Talvez devamos nos inspirar em algumas ideias daqueles que, para serem colonizados pelos europeus, foram inferiorizados, como é o caso dos povos andinos quéchuas e aimarás que, sequer, têm uma palavra para indivíduo porque acreditam que todo ser é relação e relação de relação. São povos que também não têm uma palavra para natureza. O equivalente que oferecem, Pachamama, não é traduzível como tal. Pacha é espaço e tempo ao mesmo tempo já que não têm uma palavra para espaço e outra para tempo. E, quem sabe, aprendamos algo com isso, pois não ter uma palavra para designar natureza, implica que não se vejam separados dela, enfim, que não seja algo de que não façam parte. Seu conceito de comunidade envolve eles próprios, seus parentes, os animais, a cordilheira, o vale, os glaciares, o espiritual, o visível e o invisível enquanto comunidade de vida. Como vemos, o fato de não terem uma palavra para indivíduo, para natureza ou para espaço ou para tempo não é por nenhuma inferioridade, mas por indicarem uma outra racionalidade.

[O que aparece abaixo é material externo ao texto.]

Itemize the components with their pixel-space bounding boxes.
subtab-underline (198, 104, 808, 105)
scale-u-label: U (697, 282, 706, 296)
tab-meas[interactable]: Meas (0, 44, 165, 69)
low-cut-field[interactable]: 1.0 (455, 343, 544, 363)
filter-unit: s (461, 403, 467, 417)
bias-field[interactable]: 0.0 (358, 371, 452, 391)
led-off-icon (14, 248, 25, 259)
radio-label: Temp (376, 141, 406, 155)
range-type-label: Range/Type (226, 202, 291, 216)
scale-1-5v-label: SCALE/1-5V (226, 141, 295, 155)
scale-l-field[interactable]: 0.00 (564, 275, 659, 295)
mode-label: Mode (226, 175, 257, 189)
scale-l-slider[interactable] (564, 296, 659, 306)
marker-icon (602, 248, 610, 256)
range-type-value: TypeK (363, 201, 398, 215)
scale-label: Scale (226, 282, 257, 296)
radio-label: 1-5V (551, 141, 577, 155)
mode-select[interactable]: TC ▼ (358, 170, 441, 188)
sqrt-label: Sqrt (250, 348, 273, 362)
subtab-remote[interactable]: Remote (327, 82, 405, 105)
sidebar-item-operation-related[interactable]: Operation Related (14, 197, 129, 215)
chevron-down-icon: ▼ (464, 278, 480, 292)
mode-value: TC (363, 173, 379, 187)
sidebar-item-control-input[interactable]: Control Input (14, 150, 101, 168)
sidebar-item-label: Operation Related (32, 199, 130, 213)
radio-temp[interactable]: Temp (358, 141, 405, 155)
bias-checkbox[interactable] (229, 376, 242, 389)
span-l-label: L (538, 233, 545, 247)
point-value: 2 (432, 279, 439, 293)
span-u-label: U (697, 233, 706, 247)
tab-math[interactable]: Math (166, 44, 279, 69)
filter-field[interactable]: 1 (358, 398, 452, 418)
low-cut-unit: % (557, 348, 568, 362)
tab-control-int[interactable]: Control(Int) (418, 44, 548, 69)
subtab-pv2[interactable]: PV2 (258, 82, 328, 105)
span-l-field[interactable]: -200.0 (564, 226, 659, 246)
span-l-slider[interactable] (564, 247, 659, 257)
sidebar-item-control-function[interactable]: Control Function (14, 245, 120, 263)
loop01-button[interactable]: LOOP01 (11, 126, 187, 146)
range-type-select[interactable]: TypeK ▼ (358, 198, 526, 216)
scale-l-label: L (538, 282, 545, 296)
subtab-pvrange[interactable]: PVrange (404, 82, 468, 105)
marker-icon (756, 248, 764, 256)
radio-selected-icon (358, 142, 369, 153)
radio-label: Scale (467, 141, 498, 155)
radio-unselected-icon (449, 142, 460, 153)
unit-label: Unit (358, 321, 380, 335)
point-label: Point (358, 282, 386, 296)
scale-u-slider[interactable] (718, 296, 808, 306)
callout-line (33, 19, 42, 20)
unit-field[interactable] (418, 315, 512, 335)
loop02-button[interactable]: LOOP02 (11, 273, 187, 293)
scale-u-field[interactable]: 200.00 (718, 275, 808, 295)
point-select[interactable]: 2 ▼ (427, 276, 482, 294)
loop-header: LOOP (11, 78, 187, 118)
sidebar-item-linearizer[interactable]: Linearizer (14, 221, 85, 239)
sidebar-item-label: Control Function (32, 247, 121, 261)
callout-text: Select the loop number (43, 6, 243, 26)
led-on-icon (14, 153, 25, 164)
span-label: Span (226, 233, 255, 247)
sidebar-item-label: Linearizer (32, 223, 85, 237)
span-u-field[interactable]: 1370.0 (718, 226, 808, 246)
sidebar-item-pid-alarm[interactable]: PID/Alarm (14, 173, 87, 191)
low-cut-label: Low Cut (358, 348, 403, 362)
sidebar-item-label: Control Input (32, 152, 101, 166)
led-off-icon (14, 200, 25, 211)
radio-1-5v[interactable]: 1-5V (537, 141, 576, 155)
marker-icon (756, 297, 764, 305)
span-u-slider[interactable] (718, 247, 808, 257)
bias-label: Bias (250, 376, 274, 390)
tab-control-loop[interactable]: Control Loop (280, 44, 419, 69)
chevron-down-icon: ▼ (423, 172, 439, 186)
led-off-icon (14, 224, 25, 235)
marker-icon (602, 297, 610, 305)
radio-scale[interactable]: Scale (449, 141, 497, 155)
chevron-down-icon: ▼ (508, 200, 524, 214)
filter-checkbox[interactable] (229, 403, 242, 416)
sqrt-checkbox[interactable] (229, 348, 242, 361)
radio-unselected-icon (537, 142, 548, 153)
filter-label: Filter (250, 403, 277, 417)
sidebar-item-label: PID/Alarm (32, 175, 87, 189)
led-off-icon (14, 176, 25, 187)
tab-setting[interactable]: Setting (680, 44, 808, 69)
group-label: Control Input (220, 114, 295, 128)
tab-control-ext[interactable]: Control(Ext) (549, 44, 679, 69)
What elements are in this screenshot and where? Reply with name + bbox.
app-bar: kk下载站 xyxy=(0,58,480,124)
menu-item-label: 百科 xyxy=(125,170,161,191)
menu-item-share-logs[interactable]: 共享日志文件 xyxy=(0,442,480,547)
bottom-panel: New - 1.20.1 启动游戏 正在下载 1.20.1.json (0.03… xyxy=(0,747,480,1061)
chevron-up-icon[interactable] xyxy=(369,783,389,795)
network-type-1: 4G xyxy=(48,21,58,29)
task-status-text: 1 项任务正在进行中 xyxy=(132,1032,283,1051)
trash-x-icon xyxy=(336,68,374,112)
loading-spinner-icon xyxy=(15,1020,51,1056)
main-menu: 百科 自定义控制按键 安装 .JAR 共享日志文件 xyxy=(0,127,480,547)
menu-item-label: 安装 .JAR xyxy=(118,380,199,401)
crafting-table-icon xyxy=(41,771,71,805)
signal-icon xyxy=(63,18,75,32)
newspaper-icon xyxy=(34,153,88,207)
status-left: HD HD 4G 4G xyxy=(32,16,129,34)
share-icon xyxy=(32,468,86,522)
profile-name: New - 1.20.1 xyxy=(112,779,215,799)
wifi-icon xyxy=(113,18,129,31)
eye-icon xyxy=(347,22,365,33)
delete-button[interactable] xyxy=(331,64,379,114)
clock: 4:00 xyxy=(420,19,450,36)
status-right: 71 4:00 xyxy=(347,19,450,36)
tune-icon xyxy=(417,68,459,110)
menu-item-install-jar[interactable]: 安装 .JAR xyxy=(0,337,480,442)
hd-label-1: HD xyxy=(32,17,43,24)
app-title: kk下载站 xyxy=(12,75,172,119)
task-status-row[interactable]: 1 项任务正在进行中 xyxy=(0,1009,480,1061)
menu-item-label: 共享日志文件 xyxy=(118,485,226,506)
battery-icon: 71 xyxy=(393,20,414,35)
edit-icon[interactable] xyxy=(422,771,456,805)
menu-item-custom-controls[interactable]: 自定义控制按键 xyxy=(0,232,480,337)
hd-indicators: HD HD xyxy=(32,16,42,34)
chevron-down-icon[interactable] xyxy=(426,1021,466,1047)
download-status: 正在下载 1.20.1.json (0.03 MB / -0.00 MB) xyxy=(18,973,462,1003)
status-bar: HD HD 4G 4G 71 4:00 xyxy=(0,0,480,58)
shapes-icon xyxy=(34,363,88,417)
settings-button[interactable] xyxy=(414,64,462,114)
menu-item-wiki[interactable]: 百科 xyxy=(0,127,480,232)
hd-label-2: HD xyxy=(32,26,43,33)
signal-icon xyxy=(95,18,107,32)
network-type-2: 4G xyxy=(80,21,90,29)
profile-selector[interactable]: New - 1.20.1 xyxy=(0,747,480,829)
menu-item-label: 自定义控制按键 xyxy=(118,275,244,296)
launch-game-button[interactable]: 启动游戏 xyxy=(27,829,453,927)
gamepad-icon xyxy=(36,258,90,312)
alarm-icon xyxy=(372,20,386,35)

É preciso decifrar as embalagens e não só as que embalaram as mercadorias, mas também a que nos embalaram a nós mesmos. Há um momento da vida em que é preciso rebentar a bolsa para que a vida comece a ganhar sentido. E os horizontes de sentido para a vida são, sempre, construções de sentido comum que se conformam quando vimos à luz.